Australian Securities and Investments Commission (ASIC) has released a revised version of its regulatory guide to outline when and how the financial services industry watchdog may take administrative action.

The revised policy is the first insight into how ASIC will use its broader administrative powers under the Corporations Act (the Act), which were introduced as part of the Future of Financial Advice (FoFA) reforms.

“ASIC’s amended powers will provide greater certainty about our ability to take administrative action against financial services providers who are likely to breach the law,” said ASIC commissioner, John Price, in a statement.

“These changes are intended to make it easier for ASIC to remove unscrupulous operators from the industry, improve overall industry standards and promote broader consumer and investor confidence in financial services.”

The main changes relate to ASIC’s power to suspend or cancel an Australian financial services (AFS) licence or to make an order banning a person from providing a financial service.

Banning orders 

The regulator is now able to act on the basis of “anticipated future conduct”, that is where ASIC has reason to believe that the licensee is likely to contravene their AFS obligations or that a person is likely to contravene their legal obligations.

In addition, some clarity has been provided on the sorts of factors ASIC may consider when deciding whether to take administrative action and updated examples of conduct relating to specific periods of banning.

Previously, ASIC could only suspend or cancel an AFS licence if it had reason to believe that the licensee will not comply with a financial services law.

The new test makes it clear that a likelihood of a future breach is sufficient grounds to cancel or suspend an AFS licence.

In short, when it comes to banning orders, the benefit of the doubt is no longer with the licensee.

“ASIC has also been given the power to make a banning order if we have reason to believe that a person is not of good fame or character,” said an ASIC statement.

“The legislation sets out a range of factors ASIC must consider in deciding whether to make a banning order on this ground.
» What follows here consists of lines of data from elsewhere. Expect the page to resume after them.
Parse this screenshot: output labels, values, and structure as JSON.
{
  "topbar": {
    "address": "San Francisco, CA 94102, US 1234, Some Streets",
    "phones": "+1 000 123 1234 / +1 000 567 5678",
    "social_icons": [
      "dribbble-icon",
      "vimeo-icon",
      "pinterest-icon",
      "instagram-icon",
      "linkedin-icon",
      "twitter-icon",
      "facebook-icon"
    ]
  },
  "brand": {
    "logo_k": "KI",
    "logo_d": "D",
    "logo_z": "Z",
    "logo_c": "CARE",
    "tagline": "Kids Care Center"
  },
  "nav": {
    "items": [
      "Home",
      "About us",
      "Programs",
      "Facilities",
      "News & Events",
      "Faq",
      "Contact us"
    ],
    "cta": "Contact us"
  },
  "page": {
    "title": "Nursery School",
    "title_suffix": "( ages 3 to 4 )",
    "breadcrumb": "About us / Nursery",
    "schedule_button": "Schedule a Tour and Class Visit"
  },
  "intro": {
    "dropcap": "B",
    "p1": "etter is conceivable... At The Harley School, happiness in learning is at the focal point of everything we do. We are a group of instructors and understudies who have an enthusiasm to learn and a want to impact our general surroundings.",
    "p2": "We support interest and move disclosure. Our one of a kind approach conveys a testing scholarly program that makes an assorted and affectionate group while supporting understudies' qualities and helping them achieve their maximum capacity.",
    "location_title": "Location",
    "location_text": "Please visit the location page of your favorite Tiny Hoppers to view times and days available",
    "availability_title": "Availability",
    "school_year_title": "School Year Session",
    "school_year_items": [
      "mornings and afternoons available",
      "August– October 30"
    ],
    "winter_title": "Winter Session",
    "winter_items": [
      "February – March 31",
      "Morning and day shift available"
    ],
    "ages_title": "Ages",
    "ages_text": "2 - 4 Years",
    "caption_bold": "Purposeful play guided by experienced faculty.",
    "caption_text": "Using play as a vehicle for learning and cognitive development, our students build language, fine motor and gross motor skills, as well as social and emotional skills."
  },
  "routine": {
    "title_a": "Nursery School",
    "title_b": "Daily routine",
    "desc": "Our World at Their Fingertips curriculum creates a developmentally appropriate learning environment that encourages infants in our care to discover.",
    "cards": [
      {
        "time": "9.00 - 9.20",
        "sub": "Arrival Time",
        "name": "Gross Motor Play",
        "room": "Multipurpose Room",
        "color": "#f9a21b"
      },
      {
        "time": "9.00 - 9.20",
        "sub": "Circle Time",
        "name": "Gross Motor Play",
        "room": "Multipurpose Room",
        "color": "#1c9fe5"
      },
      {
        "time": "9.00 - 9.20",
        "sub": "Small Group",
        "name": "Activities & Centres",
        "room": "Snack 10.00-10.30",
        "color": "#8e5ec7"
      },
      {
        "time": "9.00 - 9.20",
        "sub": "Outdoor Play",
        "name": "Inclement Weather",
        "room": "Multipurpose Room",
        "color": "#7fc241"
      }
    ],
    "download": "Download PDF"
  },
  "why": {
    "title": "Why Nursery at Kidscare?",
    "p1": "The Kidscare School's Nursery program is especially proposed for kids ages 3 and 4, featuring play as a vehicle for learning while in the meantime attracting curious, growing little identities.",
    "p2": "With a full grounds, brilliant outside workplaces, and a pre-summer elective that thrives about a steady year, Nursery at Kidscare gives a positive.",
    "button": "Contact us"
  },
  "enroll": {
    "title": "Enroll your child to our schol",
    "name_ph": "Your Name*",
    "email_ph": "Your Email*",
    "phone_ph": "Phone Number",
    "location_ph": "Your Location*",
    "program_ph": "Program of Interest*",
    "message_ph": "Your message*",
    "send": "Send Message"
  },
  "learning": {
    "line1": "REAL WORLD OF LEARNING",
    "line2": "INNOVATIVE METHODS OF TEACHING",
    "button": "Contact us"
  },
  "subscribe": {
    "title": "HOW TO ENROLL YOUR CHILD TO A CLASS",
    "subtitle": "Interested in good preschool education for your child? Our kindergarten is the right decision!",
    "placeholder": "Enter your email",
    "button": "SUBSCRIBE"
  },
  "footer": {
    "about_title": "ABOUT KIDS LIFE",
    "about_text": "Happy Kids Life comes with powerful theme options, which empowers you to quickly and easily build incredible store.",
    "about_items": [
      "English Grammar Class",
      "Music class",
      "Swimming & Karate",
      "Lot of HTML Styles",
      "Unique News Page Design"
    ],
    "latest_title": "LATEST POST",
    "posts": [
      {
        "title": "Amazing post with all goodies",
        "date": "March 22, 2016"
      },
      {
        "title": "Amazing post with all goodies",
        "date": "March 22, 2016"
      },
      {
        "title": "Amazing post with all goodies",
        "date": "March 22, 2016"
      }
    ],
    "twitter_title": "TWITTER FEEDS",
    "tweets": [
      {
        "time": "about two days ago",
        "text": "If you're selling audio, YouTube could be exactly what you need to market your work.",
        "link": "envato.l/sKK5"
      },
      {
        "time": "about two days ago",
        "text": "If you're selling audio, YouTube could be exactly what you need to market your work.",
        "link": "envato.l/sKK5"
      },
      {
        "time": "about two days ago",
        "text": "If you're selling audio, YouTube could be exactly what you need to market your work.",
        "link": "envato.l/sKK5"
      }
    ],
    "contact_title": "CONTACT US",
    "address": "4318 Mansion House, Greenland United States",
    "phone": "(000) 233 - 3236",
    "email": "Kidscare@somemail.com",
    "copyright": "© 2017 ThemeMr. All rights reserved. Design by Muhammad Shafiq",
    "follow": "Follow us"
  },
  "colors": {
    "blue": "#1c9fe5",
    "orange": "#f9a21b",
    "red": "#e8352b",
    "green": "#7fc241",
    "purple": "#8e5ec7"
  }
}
“This change is consistent with existing arrangements under the legislation where a person is disqualified from managing corporations if they are convicted of an offence that involves dishonesty and is punishable by imprisonment for at least three months.”

Guilty of fraud 

In related news, a Sydney-based financial adviser has pleaded guilty to falsifying more than 60 insurance applications in order to collect more than $380,000 in ensuing commissions.

Susan Heathwood, of Randwick, pleaded guilty to two counts of dishonest conduct when she faced Downing Centre Local Court this week and has been committed to the District Court for sentence.

Heathwood was alleged to have falsified 65 insurance applications between August 2009 and May 2011, collecting total commissions of $380,897.22 in respect of the policies generated from the false insurance applications.

A total of $326,207.59 was retrieved by the insurance companies in the form of writebacks.

Heathwood made premium payments for a number of the policies to hide the conduct. The total paid in respect of the insurance policies was $49,275.22.

At the time of the conduct she was an authorised representative of GuardianFP and an employee of Jalee Consulting Group, also an authorised representative of GuardianFP. She provided financial advice and arranged life insurance.

The matter was adjourned to July 6, 2012 at the Downing Centre District Court.

Heathwood was granted conditional bail.